Sexysadie, Thanks for replying and I agree with you to a point. I am not objecting to her finding someone else at all and that bit is none of my business. I object to the way it was done and I will never be persuaded that it is right for a new partner to be introduced to the kids and stop that very same night. What sort of an example is that? It would have been courteous to let me know so I could have dealt with it without the kids present. The last 20 years meant something to me so I think it is a sign I am only human for being emotional when I heard. I think it is my business who is stopping under the same roof as my kids. I don''t expect a night by night account but a new male suddenly appears and I have never heard of him. I don''t think that''s too much to ask. Divorce shouldn''t mean dropping all form of consideration for the other party surely? STBX says its no big deal when I see it as one of the biggest deals ever. And I know if roles were reversed she would have plenty to say.
Hereshopin - it''s none of your business. Or at least that''s how it''s seen by many. My ex introduced the children to the ''other woman'' just 8 days after walking out and told them to keep it a secret from me. It was''t right, no. Is there any comeback from that kind of behaviour? No, not really.
You just have to get on with it. You can''t control who your ex sees or who sleeps under her roof, any more than she can do the same for you. Sometimes it takes a bit of...putting yourself in that situation to be able to see the bigger picture. Do you really want to have to tell your ex when you''re introducing a new partner to your children? the first night she stays over? do you really want to be having to get her permission to move on with your life?
We all have to deal with that horrible feeling that we''re being replaced by another person, whichever side of the fence we are sitting on. You''ll always be the children''s dad. it is better that your children get on with any new man and that he is a positive influence on their lives rather than they don''t like him and rebel against it.
Please don''t get me wrong and think I want to control my stbx in any way. She can do whatever she wishes and see whoever she wishes. However I look at it I still believe I have a right to be told about who is seeing my kids. When they get introduced to my new partner it will be in a controlled way and step by step. And I (rightly or wrongly) believe I have a moral obligation to inform the stbx when that happens as it is a significant event in OUR children''s lives. And I''m a decent human being who respects other people''s feelings and tries not to hurt anyone.
It would have been courteous to let you know, but having Parental Responsibility means each parent can make unilateral decisions about what activities children do and who they meet in"their" time. Hurtful though it may be you need to think of the long term. There is very little more damaging than the devastation to children when parents argue about or involve third parties in their disputes.

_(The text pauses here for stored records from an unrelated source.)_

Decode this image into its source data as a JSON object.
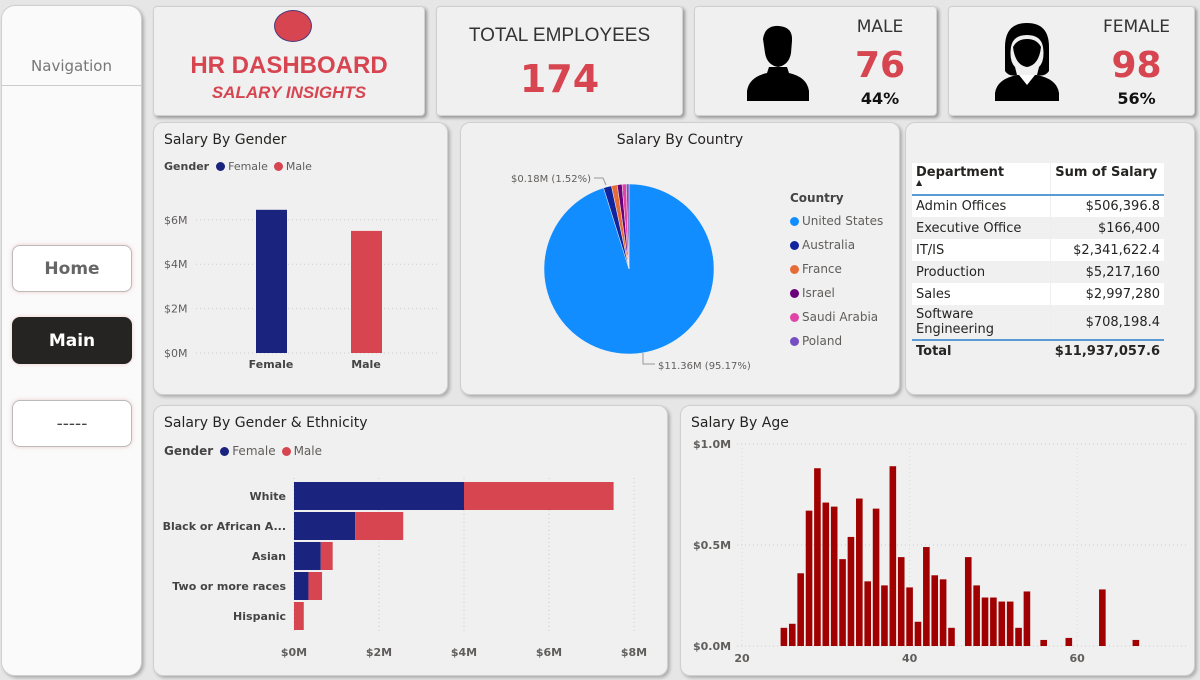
{
  "sidebar": {
    "title": "Navigation",
    "buttons": [
      {
        "label": "Home"
      },
      {
        "label": "Main",
        "active": true
      },
      {
        "label": "-----"
      }
    ]
  },
  "header": {
    "title": "HR DASHBOARD",
    "subtitle": "SALARY INSIGHTS",
    "logo_color": "#d64550"
  },
  "kpis": {
    "total": {
      "label": "TOTAL EMPLOYEES",
      "value": "174"
    },
    "male": {
      "label": "MALE",
      "value": "76",
      "pct": "44%"
    },
    "female": {
      "label": "FEMALE",
      "value": "98",
      "pct": "56%"
    }
  },
  "colors": {
    "female": "#1a237e",
    "male": "#d64550",
    "age_bar": "#a00000",
    "accent": "#d64550"
  },
  "table": {
    "headers": [
      "Department",
      "Sum of Salary"
    ],
    "rows": [
      [
        "Admin Offices",
        "$506,396.8"
      ],
      [
        "Executive Office",
        "$166,400"
      ],
      [
        "IT/IS",
        "$2,341,622.4"
      ],
      [
        "Production",
        "$5,217,160"
      ],
      [
        "Sales",
        "$2,997,280"
      ],
      [
        "Software Engineering",
        "$708,198.4"
      ]
    ],
    "total": [
      "Total",
      "$11,937,057.6"
    ]
  },
  "chart_data": [
    {
      "type": "bar",
      "title": "Salary By Gender",
      "legend_title": "Gender",
      "categories": [
        "Female",
        "Male"
      ],
      "values": [
        6.45,
        5.5
      ],
      "unit": "$M",
      "yticks": [
        "$0M",
        "$2M",
        "$4M",
        "$6M"
      ],
      "ylim": [
        0,
        6.8
      ],
      "grid": true,
      "legend": "top-left"
    },
    {
      "type": "pie",
      "title": "Salary By Country",
      "legend_title": "Country",
      "legend": "right",
      "slices": [
        {
          "name": "United States",
          "value": 95.17,
          "color": "#118dff"
        },
        {
          "name": "Australia",
          "value": 1.52,
          "color": "#12239e"
        },
        {
          "name": "France",
          "value": 1.1,
          "color": "#e66c37"
        },
        {
          "name": "Israel",
          "value": 0.9,
          "color": "#6b007b"
        },
        {
          "name": "Saudi Arabia",
          "value": 0.8,
          "color": "#e044a7"
        },
        {
          "name": "Poland",
          "value": 0.51,
          "color": "#744ec2"
        }
      ],
      "labels": [
        "$0.18M (1.52%)",
        "$11.36M (95.17%)"
      ]
    },
    {
      "type": "bar",
      "orientation": "horizontal",
      "stacked": true,
      "title": "Salary By Gender & Ethnicity",
      "legend_title": "Gender",
      "categories": [
        "White",
        "Black or African A...",
        "Asian",
        "Two or more races",
        "Hispanic"
      ],
      "series": [
        {
          "name": "Female",
          "values": [
            4.0,
            1.44,
            0.63,
            0.34,
            0
          ]
        },
        {
          "name": "Male",
          "values": [
            3.52,
            1.13,
            0.28,
            0.32,
            0.23
          ]
        }
      ],
      "xticks": [
        "$0M",
        "$2M",
        "$4M",
        "$6M",
        "$8M"
      ],
      "xlim": [
        0,
        8
      ],
      "grid": true,
      "legend": "top-left"
    },
    {
      "type": "bar",
      "title": "Salary By Age",
      "x": [
        25,
        26,
        27,
        28,
        29,
        30,
        31,
        32,
        33,
        34,
        35,
        36,
        37,
        38,
        39,
        40,
        41,
        42,
        43,
        44,
        45,
        47,
        48,
        49,
        50,
        51,
        52,
        53,
        54,
        56,
        59,
        63,
        67
      ],
      "values": [
        0.09,
        0.11,
        0.36,
        0.67,
        0.88,
        0.71,
        0.69,
        0.43,
        0.54,
        0.73,
        0.32,
        0.68,
        0.3,
        0.89,
        0.44,
        0.29,
        0.12,
        0.49,
        0.35,
        0.33,
        0.09,
        0.44,
        0.3,
        0.24,
        0.24,
        0.22,
        0.22,
        0.09,
        0.27,
        0.03,
        0.04,
        0.28,
        0.03
      ],
      "unit": "$M",
      "xticks": [
        "20",
        "40",
        "60"
      ],
      "yticks": [
        "$0.0M",
        "$0.5M",
        "$1.0M"
      ],
      "ylim": [
        0,
        1.0
      ],
      "grid": true
    }
  ]
}
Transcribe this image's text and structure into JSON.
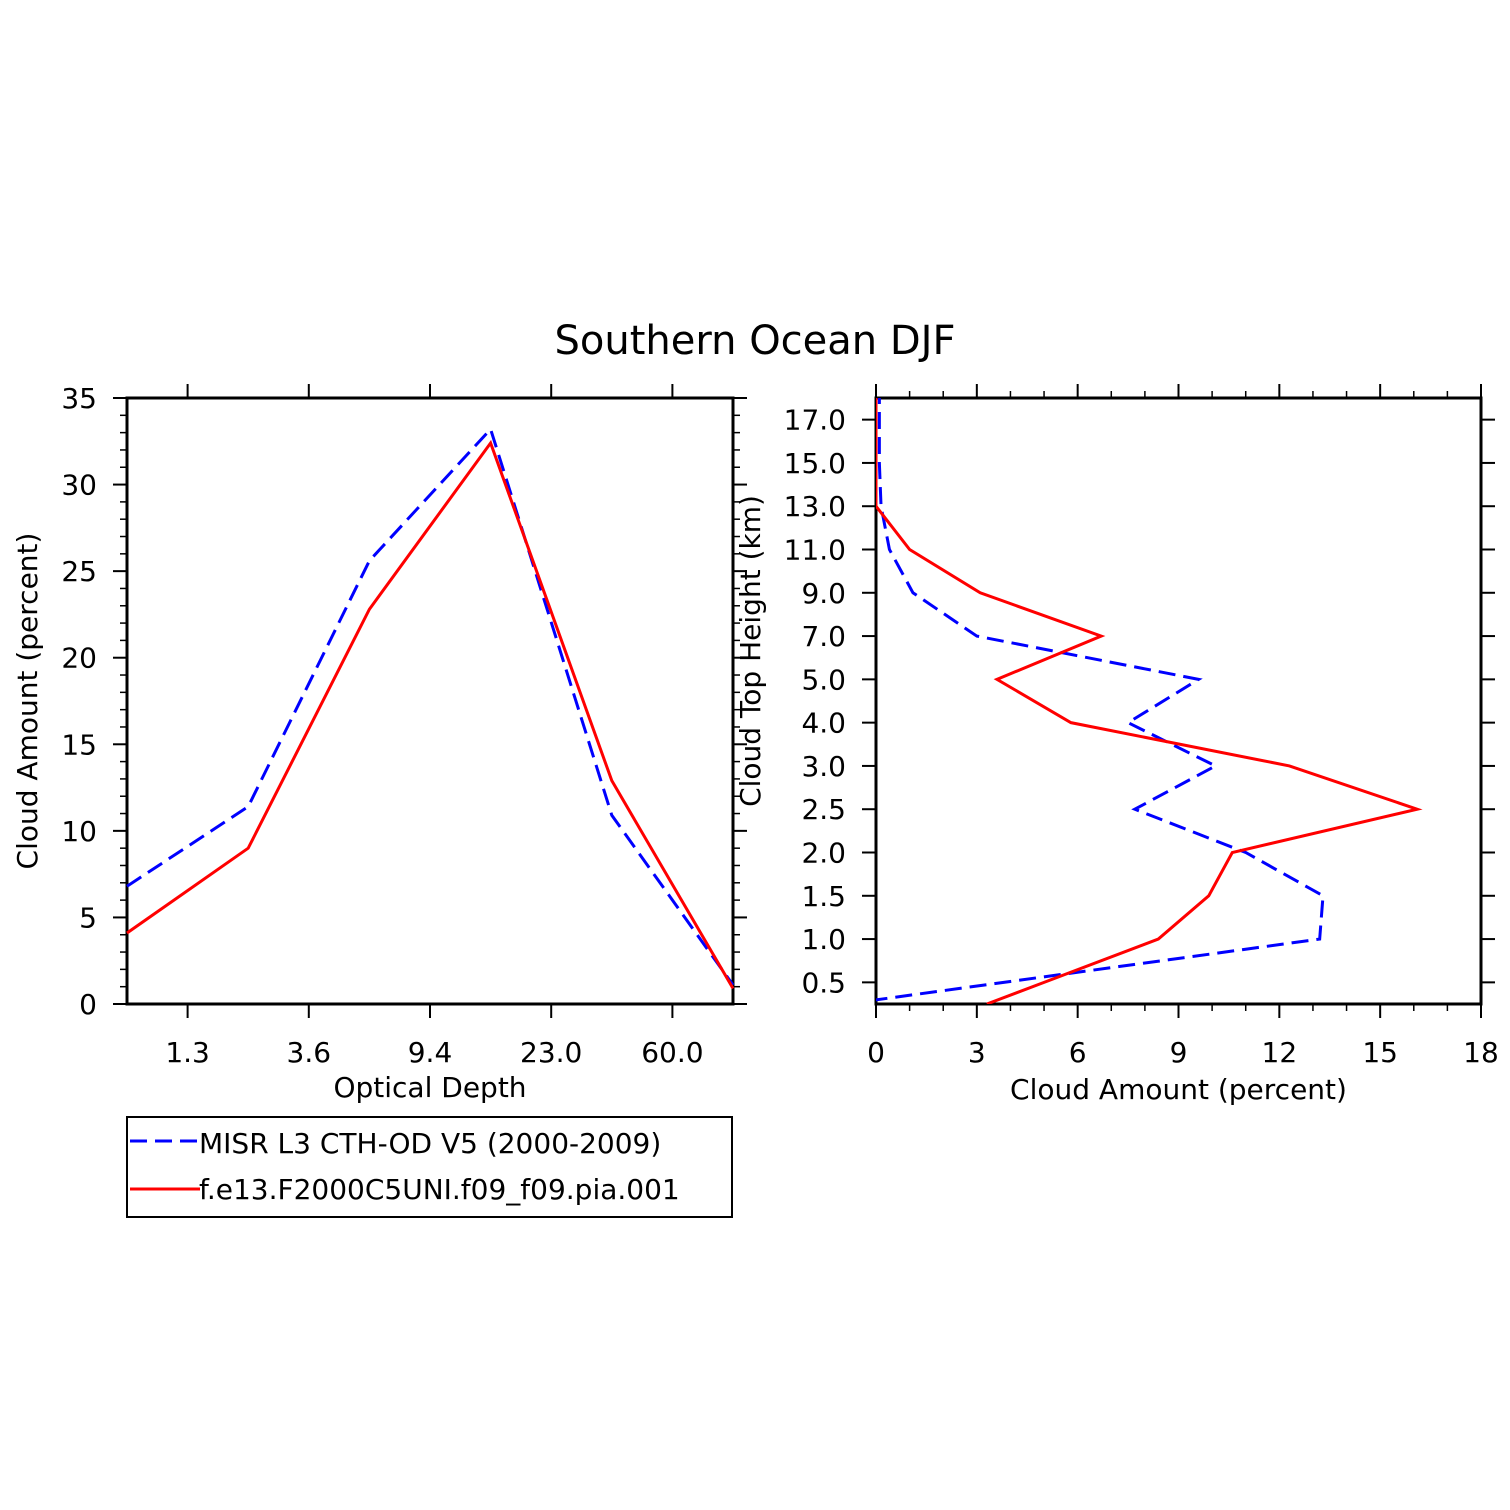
{
  "title": "Southern Ocean DJF",
  "colors": {
    "obs": "#0000ff",
    "model": "#ff0000",
    "axis": "#000000"
  },
  "legend": {
    "entries": [
      {
        "label": "MISR L3 CTH-OD V5 (2000-2009)",
        "color": "#0000ff",
        "style": "dashed"
      },
      {
        "label": "f.e13.F2000C5UNI.f09_f09.pia.001",
        "color": "#ff0000",
        "style": "solid"
      }
    ]
  },
  "chart_data": [
    {
      "type": "line",
      "xlabel": "Optical Depth",
      "ylabel": "Cloud Amount (percent)",
      "xlim": [
        0,
        5
      ],
      "ylim": [
        0,
        35
      ],
      "categories": [
        "1.3",
        "3.6",
        "9.4",
        "23.0",
        "60.0"
      ],
      "x": [
        0,
        1,
        2,
        3,
        4,
        5
      ],
      "yticks": [
        0,
        5,
        10,
        15,
        20,
        25,
        30,
        35
      ],
      "series": [
        {
          "name": "MISR L3 CTH-OD V5 (2000-2009)",
          "values": [
            6.8,
            11.4,
            25.6,
            33.2,
            10.9,
            1.1
          ]
        },
        {
          "name": "f.e13.F2000C5UNI.f09_f09.pia.001",
          "values": [
            4.1,
            9.0,
            22.8,
            32.4,
            12.9,
            0.9
          ]
        }
      ]
    },
    {
      "type": "line",
      "xlabel": "Cloud Amount (percent)",
      "ylabel": "Cloud Top Height (km)",
      "xlim": [
        0,
        18
      ],
      "xticks": [
        "0",
        "3",
        "6",
        "9",
        "12",
        "15",
        "18"
      ],
      "height_levels": [
        "0.5",
        "1.0",
        "1.5",
        "2.0",
        "2.5",
        "3.0",
        "4.0",
        "5.0",
        "7.0",
        "9.0",
        "11.0",
        "13.0",
        "15.0",
        "17.0"
      ],
      "series": [
        {
          "name": "MISR L3 CTH-OD V5 (2000-2009)",
          "values": [
            3.8,
            13.2,
            13.3,
            11.0,
            7.7,
            10.1,
            7.5,
            9.6,
            3.0,
            1.1,
            0.4,
            0.15,
            0.1,
            0.1
          ]
        },
        {
          "name": "f.e13.F2000C5UNI.f09_f09.pia.001",
          "values": [
            5.0,
            8.4,
            9.9,
            10.6,
            16.1,
            12.3,
            5.8,
            3.6,
            6.7,
            3.1,
            1.0,
            0.0,
            0.0,
            0.0
          ]
        }
      ]
    }
  ]
}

You have a right to know who is sharing a house when your children are there. You''ve been separeted for a year..big deal..I''m sure if the shoe was on the other foot she''d be going mental.
Giving notice to a 5 and 8 year old that mummies boy friend is staying over is not giving them notice. Its short sighted and desperate and will cause huge amount of anxiety..there are better ways of dealing with the introdcution of others and hearing mummy and her BF making hay isn''t the way forward.
As to saying ''you hoped they liked him'' I suggest you say nothing. This has liitle to do with her moving on its got more to do with making a point and doing it in an insensitive way.